А что-то зависит просто от характера города. Один весь в вывесках, все за ними как за каменной стеной, и никому ни до чего нет дела, а другой ничем не параден, а всем все интересно, и жизнь вовсю кипит. Выбираешься в одну командировку – тебя за несколько дней так проведут по десяткам адресов, что весь город в твоих глазах заиграет как единая сфера дел, людей, идей... А оказываешься в другом – и занимаешься тем, что знакомишь между собой его педагогических обитателей, тоскующих в одиночестве, крайне в друг друге заинтересованных и доселе о взаимном существовании не подозревавших.

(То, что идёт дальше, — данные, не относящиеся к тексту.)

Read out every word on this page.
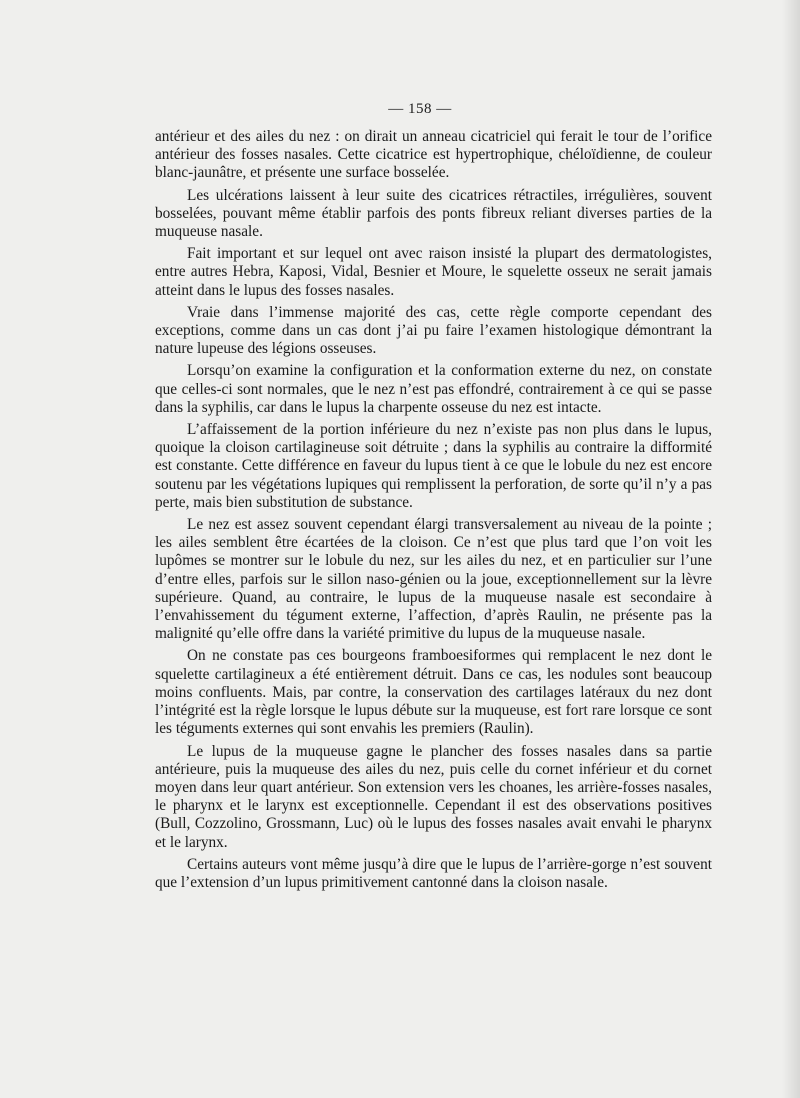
— 158 —

antérieur et des ailes du nez : on dirait un anneau cicatriciel qui ferait le tour de l’orifice antérieur des fosses nasales. Cette cicatrice est hypertrophique, chéloïdienne, de couleur blanc-jaunâtre, et présente une surface bosselée.

Les ulcérations laissent à leur suite des cicatrices rétractiles, irrégulières, souvent bosselées, pouvant même établir parfois des ponts fibreux reliant diverses parties de la muqueuse nasale.

Fait important et sur lequel ont avec raison insisté la plupart des dermatologistes, entre autres Hebra, Kaposi, Vidal, Besnier et Moure, le squelette osseux ne serait jamais atteint dans le lupus des fosses nasales.

Vraie dans l’immense majorité des cas, cette règle comporte cependant des exceptions, comme dans un cas dont j’ai pu faire l’examen histologique démontrant la nature lupeuse des légions osseuses.

Lorsqu’on examine la configuration et la conformation externe du nez, on constate que celles-ci sont normales, que le nez n’est pas effondré, contrairement à ce qui se passe dans la syphilis, car dans le lupus la charpente osseuse du nez est intacte.

L’affaissement de la portion inférieure du nez n’existe pas non plus dans le lupus, quoique la cloison cartilagineuse soit détruite ; dans la syphilis au contraire la difformité est constante. Cette différence en faveur du lupus tient à ce que le lobule du nez est encore soutenu par les végétations lupiques qui remplissent la perforation, de sorte qu’il n’y a pas perte, mais bien substitution de substance.

Le nez est assez souvent cependant élargi transversalement au niveau de la pointe ; les ailes semblent être écartées de la cloison. Ce n’est que plus tard que l’on voit les lupômes se montrer sur le lobule du nez, sur les ailes du nez, et en particulier sur l’une d’entre elles, parfois sur le sillon naso-génien ou la joue, exceptionnellement sur la lèvre supérieure. Quand, au contraire, le lupus de la muqueuse nasale est secondaire à l’envahissement du tégument externe, l’affection, d’après Raulin, ne présente pas la malignité qu’elle offre dans la variété primitive du lupus de la muqueuse nasale.

On ne constate pas ces bourgeons framboesiformes qui remplacent le nez dont le squelette cartilagineux a été entièrement détruit. Dans ce cas, les nodules sont beaucoup moins confluents. Mais, par contre, la conservation des cartilages latéraux du nez dont l’intégrité est la règle lorsque le lupus débute sur la muqueuse, est fort rare lorsque ce sont les téguments externes qui sont envahis les premiers (Raulin).

Le lupus de la muqueuse gagne le plancher des fosses nasales dans sa partie antérieure, puis la muqueuse des ailes du nez, puis celle du cornet inférieur et du cornet moyen dans leur quart antérieur. Son extension vers les choanes, les arrière-fosses nasales, le pharynx et le larynx est exceptionnelle. Cependant il est des observations positives (Bull, Cozzolino, Grossmann, Luc) où le lupus des fosses nasales avait envahi le pharynx et le larynx.

Certains auteurs vont même jusqu’à dire que le lupus de l’arrière-gorge n’est souvent que l’extension d’un lupus primitivement cantonné dans la cloison nasale.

Любопытно, что никто из авторов бесчисленных заявлений о защите образовательного пространства не пытается изобразить то, как же оно на самом деле выглядит. Как-то странно вызываться защищать страну, не имея представления о её размерах, границах, рельефе, провинциях и жизненных центрах, реках и дорогах... Каких только карт в России не сочинялось! Нет только образовательной. В лучшем случае речь заходит о весёленьком плане, раскрашенном в несколько десятков цветов согласно наиболее распространённым вывескам.
Что проще: пометить фломастерами, где Давыдов, а где Монтессори, где гимназия, а где лицей. Но дабы хоть что-то понять, придётся разбираться, где это Монтессори накладывается на коммунарство, а где на движение семейных клубов, а где на участников «Эврики», да и как оно включается в педагогическую ткань, в традиции того или иного города... А когда оно ни на что не накладывается – то лучше на это Монте-Кристо не смотреть.

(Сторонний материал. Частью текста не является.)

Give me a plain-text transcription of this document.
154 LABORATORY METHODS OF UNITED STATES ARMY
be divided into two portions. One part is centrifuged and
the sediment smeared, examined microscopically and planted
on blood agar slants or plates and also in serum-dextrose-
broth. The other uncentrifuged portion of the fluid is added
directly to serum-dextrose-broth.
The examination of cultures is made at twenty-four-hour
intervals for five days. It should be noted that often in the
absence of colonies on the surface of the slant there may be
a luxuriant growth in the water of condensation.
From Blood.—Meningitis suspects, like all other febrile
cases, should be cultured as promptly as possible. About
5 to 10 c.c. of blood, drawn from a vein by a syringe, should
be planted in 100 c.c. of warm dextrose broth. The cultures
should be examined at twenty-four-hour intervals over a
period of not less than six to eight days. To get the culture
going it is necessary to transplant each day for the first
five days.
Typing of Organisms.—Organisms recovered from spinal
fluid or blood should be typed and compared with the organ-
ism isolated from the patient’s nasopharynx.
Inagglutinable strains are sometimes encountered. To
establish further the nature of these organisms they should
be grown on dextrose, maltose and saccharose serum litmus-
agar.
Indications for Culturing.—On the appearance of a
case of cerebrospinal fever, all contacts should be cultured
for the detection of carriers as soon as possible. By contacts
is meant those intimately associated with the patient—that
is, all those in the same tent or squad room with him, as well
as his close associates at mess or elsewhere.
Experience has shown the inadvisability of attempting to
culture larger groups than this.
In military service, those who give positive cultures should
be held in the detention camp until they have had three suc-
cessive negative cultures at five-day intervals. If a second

Цвета образовательной карты не резкие, не броские. Оттенки и полутона. Становление нормальной школы происходит через сложные схождения интонаций, сочетания разного рода личных опытов, через особую фокусировку притяжений и отталкиваний, настраивание собственной системы координат.
...Как-то в газете по географии была напечатана комбинированная фотография ночной Земли из космоса: что и как ярко на ней светится. Это отображение ночной энергии планеты словно демонстрировало силовые линии современного мира.
Если бы кто-то попытался аналогично отобразить схему распределения образовательной энергии, то, вероятно, у него проступила бы карта интенсивности педагогических взаимодействий. Но получилась бы она не стабильной, а мерцающей, пульсирующей. Слой педагогической культуры – самый тонкий, самый хрупкий на поверхности страны. (Кажется, пару-тройку раз прокатиться по нему стандартами – и рисовать будет особо нечего.) У кого-то опускаются руки, кто-то уходит, где-то нищета довела всех до отчаяния, но кто-то другой тем временем переходит от растерянности к задумчивости, кто-то – от созерцания к переосмыслению своего дела, кто-то – к его обновлению; какие-то люди через тысячи километров находят друг друга, и вспыхивает фейерверк новых идей и замыслов...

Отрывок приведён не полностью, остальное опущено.